Sunday’s finale at Charleston was meant to decide the jockey title. Mitchell was live on Fast Car in the 3-year-old race and Eleven It Is in the maiden claimer for Fisher. The jockey had a chance on Gaye Breeze in the 115-pound handicap hurdle, was booked on Paddy’s Crown in the 110 and a maiden was certainly available. Doyle had a couple for his main barn, Elizabeth Voss, and would have
surely picked up plum rides in the other races as well.
It would have been good sport.
Respected in all camps, Mitchell and Doyle each deserved the title. And each will get it.
Sunday morning, Fisher walked into the tack room and looked at Mitchell.
“So, Charleston, what do you want to do?” the trainer asked.
Mitchell told Fisher he didn’t think he should run his two horses, but should honor his commitment on the others. Then he called home and spoke to his parents. Talked to a few other older, wiser confidants. It became crystal clear.
“Going down to Charleston, I was putting myself into a position where I was taking away from someone else,” Mitchell said. “I’ve won. Jack’s won. The only other outcome would be winning a race and taking that title away from Jack. That’s what hit me.

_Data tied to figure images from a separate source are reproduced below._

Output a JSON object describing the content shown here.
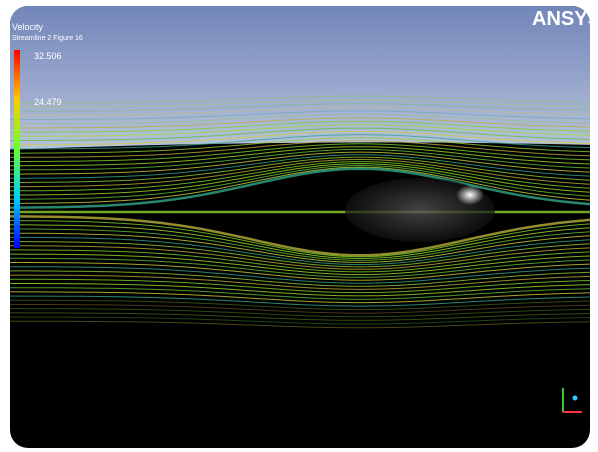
{
  "legend": {
    "title": "Velocity",
    "subtitle": "Streamline 2 Figure 16",
    "labels": [
      "32.506",
      "24.479"
    ]
  },
  "logo": "ANSYS"
}
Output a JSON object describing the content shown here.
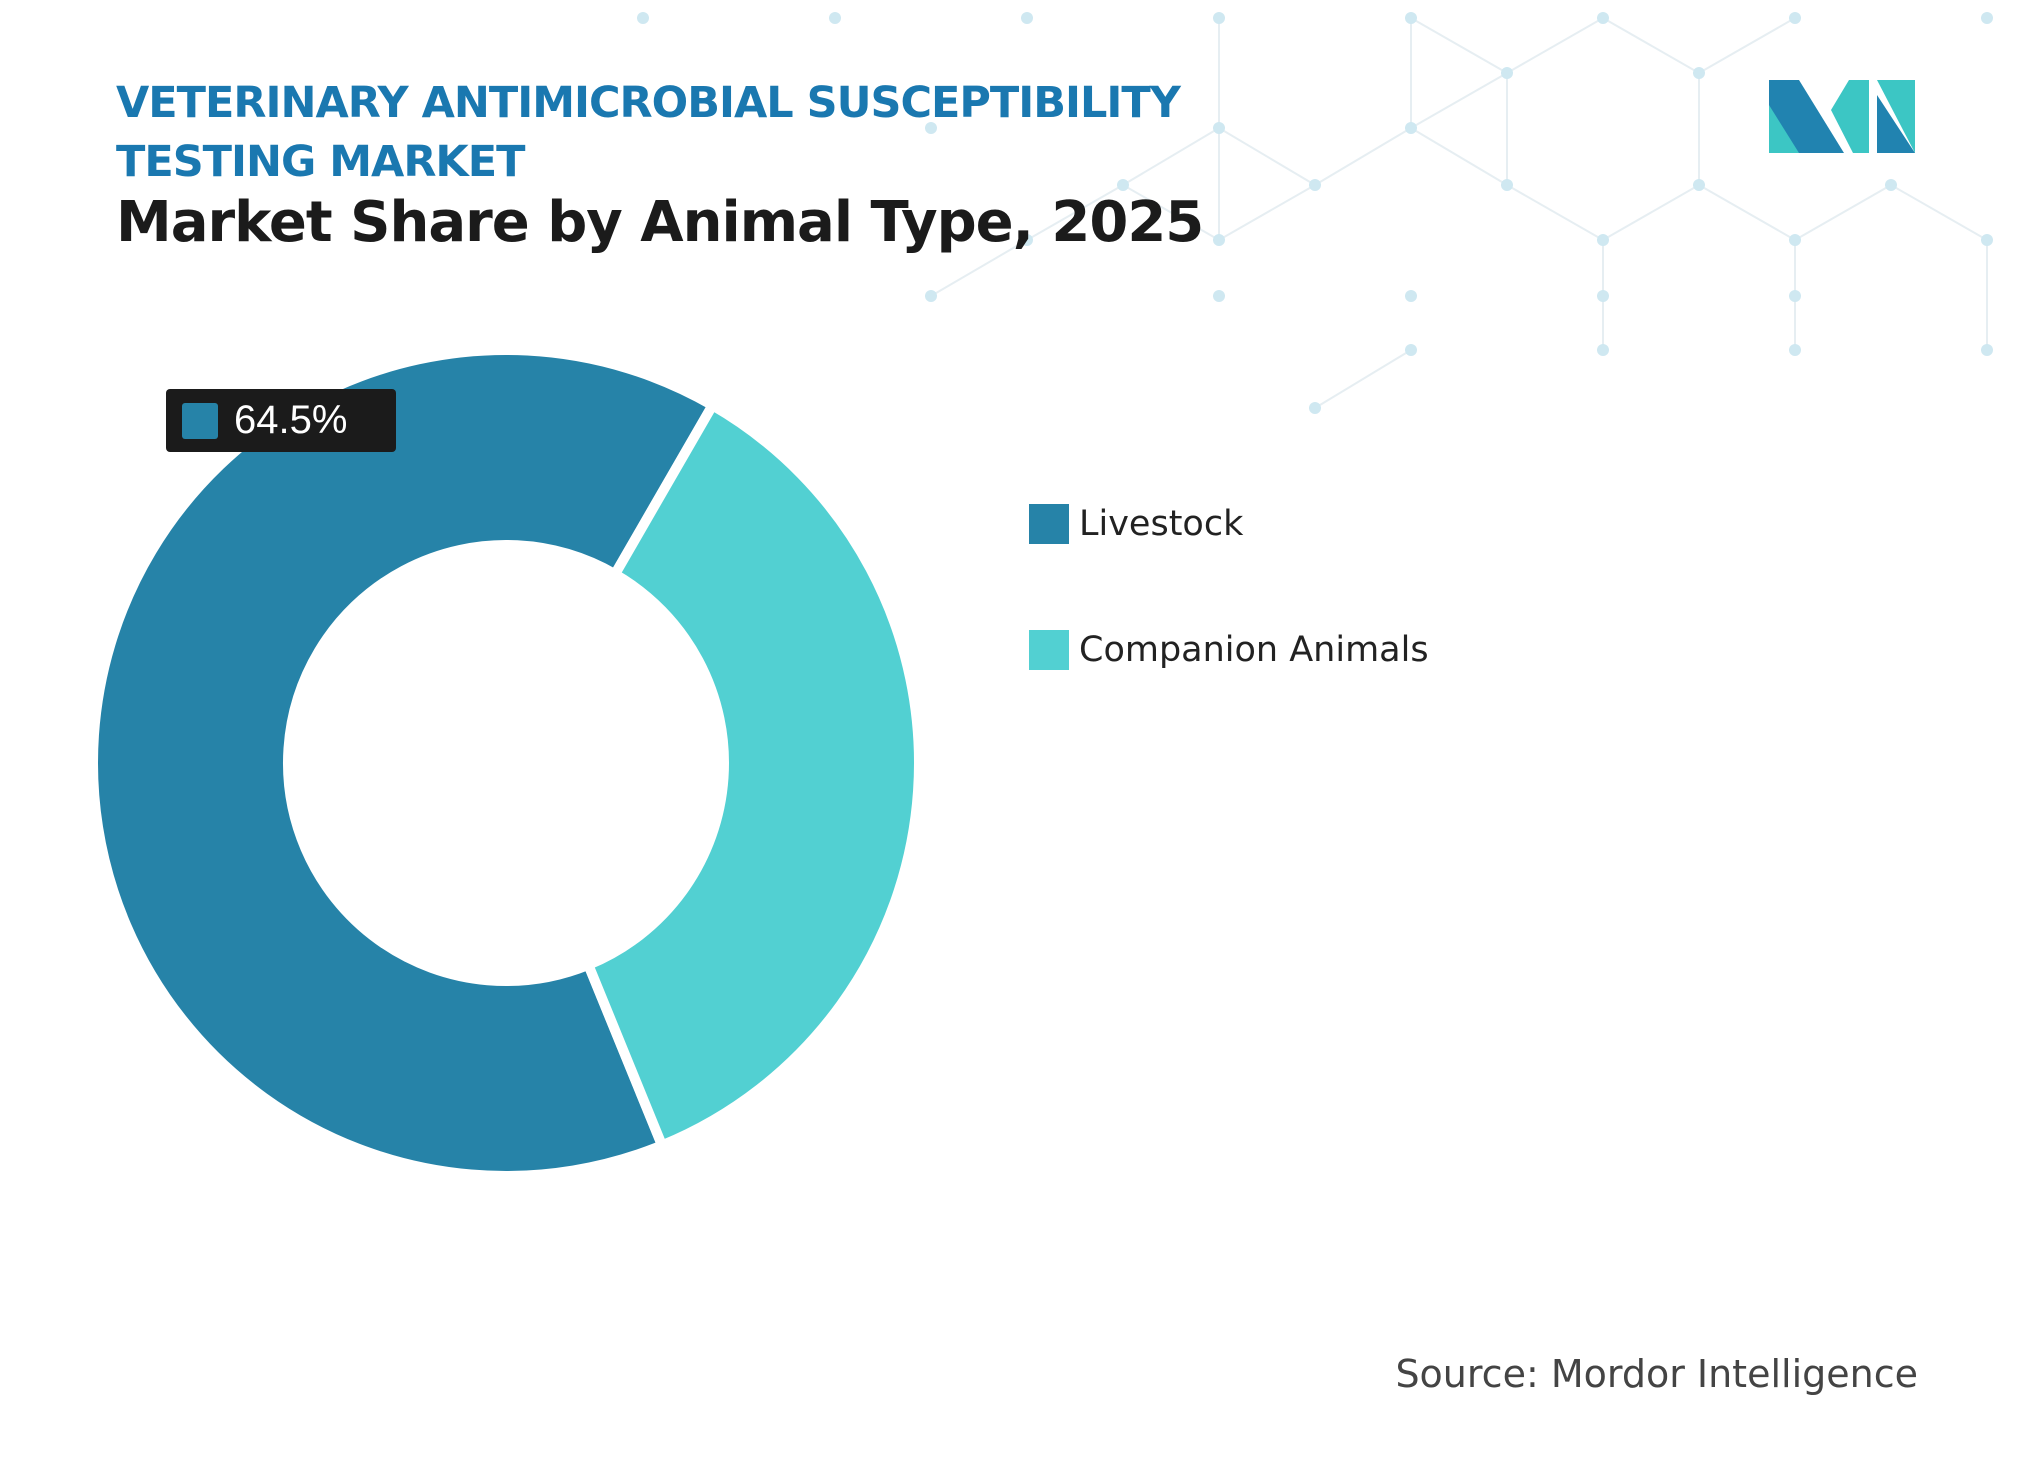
{
  "header": {
    "title": "VETERINARY ANTIMICROBIAL SUSCEPTIBILITY TESTING MARKET",
    "subtitle": "Market Share by Animal Type, 2025"
  },
  "chart_data": {
    "type": "pie",
    "variant": "donut",
    "title": "Market Share by Animal Type, 2025",
    "categories": [
      "Livestock",
      "Companion Animals"
    ],
    "values": [
      64.5,
      35.5
    ],
    "colors": [
      "#2683a8",
      "#52d0d2"
    ],
    "data_labels": [
      {
        "category": "Livestock",
        "text": "64.5%"
      }
    ],
    "legend": "right"
  },
  "source": "Source: Mordor Intelligence",
  "logo": {
    "text": "Mordor Intelligence",
    "colors": [
      "#2183b0",
      "#3cc6c4"
    ]
  }
}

“It was the opportunity to take it away from someone else. I know how hard I’ve worked to try to get that title. The amount you stress over rides, the amount you stress over your weight, you put everything in for that season. For it to come to the last meeting and have someone take it away from you, when you have it, that’s tough. That’s what clinched the decision for me.”
The decision: no more races, no more wins and a tie for first with Doyle for the leading jockey title. In baseball, a tie goes to the runner. In steeplechasing, sometimes, a tie goes to the champions.